Sur celui-ci, mes sentiments sont partagés. Sur la forme, il sait tenir son lecteur en haleine avec des artifices qui le poussent à avancer, façon roman, malgré un thème pas hyper fun. Mais Harari n’est pas un littéraire, son style n’est pas terrible du tout. On va dire qu’on est en face d’un essai qui tente d’être accessible et agréable au plus grand nombre, et que ça implique des compromis. Le problème est que la structure de cet essai ne pas paru claire du tout. Autant dans la première partie, historique, tout semble couler de source et on le sent dans son élément, autant dans les deux suivantes où il imagine les conséquences que l’IA aura sur nos sociétés, c’est beaucoup moins le cas. Comme il verse volontiers dans le catastrophisme, j’ai eu le sentiment de parfois lire un excité en panique qui perd le fil de sa pensée en remettant n fois sur le tapis la même idée ou le même argument.
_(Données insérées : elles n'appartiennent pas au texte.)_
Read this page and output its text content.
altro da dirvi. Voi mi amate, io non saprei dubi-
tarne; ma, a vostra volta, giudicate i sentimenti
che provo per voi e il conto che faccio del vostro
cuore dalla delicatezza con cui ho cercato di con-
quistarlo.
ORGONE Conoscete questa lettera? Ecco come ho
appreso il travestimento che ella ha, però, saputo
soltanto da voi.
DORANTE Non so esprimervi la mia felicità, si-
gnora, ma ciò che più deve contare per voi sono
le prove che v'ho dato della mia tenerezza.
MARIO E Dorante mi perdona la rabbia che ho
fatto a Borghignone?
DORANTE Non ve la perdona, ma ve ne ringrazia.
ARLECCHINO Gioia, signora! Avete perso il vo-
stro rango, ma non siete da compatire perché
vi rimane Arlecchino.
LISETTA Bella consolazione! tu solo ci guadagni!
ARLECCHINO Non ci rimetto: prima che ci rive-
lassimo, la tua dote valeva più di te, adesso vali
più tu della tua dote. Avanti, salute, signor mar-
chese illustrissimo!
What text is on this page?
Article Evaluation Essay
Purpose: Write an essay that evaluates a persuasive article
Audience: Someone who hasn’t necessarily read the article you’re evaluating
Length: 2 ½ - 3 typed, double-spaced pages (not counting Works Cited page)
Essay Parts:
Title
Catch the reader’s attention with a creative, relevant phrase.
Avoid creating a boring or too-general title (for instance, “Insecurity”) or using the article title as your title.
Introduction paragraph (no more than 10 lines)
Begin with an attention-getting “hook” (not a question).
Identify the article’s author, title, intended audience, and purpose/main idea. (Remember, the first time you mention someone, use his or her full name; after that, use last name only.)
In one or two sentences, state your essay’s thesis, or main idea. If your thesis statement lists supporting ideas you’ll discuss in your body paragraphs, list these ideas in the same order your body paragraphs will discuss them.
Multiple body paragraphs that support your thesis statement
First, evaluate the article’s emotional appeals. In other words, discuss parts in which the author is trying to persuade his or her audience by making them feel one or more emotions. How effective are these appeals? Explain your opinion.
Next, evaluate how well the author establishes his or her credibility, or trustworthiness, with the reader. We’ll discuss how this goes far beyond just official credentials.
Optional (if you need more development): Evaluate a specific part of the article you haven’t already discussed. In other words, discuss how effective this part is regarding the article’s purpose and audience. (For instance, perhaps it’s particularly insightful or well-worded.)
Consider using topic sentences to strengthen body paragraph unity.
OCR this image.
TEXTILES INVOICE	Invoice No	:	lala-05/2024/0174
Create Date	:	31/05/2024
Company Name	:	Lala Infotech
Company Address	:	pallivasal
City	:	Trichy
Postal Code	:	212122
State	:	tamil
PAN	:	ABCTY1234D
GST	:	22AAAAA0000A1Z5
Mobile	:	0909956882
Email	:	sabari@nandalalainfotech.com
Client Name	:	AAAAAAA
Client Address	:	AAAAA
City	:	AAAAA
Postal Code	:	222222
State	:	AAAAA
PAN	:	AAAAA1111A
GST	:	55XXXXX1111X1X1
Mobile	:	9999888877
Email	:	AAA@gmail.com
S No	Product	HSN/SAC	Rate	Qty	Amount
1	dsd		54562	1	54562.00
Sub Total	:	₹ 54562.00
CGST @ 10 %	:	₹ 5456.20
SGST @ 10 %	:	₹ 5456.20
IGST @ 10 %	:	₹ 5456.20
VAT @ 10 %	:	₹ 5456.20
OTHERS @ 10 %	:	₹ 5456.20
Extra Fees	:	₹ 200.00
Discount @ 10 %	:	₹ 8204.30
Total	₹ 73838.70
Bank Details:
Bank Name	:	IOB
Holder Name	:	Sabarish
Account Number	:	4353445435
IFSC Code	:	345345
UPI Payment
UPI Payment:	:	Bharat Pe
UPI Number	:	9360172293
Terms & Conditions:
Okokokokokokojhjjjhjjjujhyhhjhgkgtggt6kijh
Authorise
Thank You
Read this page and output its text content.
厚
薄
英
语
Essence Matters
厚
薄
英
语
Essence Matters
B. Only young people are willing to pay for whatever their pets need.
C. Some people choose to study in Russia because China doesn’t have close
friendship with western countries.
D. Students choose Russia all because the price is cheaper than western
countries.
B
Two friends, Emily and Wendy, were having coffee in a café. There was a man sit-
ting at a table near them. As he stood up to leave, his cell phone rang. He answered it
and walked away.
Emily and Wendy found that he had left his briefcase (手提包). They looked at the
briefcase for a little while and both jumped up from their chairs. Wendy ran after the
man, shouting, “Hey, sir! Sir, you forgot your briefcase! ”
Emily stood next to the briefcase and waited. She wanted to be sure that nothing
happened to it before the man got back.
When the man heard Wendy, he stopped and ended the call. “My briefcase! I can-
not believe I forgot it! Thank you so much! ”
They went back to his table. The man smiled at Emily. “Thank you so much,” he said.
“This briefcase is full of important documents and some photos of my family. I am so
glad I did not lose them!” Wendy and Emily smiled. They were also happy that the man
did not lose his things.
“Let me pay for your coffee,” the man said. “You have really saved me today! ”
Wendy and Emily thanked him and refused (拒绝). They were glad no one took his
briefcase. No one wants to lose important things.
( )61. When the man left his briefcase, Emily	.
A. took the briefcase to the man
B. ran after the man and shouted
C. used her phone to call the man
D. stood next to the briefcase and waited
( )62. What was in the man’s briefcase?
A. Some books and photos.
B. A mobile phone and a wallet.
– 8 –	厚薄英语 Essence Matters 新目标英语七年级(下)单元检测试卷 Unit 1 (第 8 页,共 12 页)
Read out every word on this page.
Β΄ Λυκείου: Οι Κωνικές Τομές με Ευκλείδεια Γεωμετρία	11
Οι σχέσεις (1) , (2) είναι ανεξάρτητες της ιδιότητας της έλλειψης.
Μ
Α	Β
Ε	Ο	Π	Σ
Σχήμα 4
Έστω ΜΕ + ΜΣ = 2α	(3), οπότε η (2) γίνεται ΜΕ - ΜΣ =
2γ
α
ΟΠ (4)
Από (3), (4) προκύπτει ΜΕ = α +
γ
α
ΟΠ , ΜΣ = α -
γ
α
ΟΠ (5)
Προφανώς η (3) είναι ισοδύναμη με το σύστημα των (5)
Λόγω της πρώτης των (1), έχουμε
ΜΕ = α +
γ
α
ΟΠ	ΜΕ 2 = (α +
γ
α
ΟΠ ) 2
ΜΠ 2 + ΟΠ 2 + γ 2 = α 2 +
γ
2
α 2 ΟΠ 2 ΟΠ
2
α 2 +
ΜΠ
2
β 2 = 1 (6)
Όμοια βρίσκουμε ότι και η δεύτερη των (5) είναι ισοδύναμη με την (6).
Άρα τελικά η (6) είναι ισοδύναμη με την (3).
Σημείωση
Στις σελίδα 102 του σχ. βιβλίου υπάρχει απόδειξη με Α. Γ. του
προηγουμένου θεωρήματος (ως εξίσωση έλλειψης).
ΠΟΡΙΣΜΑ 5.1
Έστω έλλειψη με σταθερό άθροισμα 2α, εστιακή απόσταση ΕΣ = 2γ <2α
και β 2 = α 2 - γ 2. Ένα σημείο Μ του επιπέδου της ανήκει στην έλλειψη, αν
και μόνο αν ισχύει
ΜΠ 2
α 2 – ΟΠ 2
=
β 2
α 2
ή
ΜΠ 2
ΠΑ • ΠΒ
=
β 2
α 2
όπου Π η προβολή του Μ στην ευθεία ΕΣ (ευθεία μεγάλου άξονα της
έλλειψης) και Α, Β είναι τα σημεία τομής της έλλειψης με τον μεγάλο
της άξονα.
Pour détailler un peu, dans le 1er tiers, Harari brosse à grands traits un tableau de l’histoire des réseaux d’information chez l’homme, depuis les chasseurs-cueilleurs jusqu’aux débuts de l’ère informatique. Il insère judicieusement ici ou là des anecdotes historiques (généralement sanglantes et qui impliquent un grand nombre de morts) qui donnent corps à sa théorie. Plus spécifiquement, il s’intéresse au lien entre les technologies de la communication et les formes de gouvernement, avec la démocratie d’un côté et les régimes totalitaires de l’autre. C’est très intéressant, ça fait réfléchir et il prépare bien le terrain pour la suite.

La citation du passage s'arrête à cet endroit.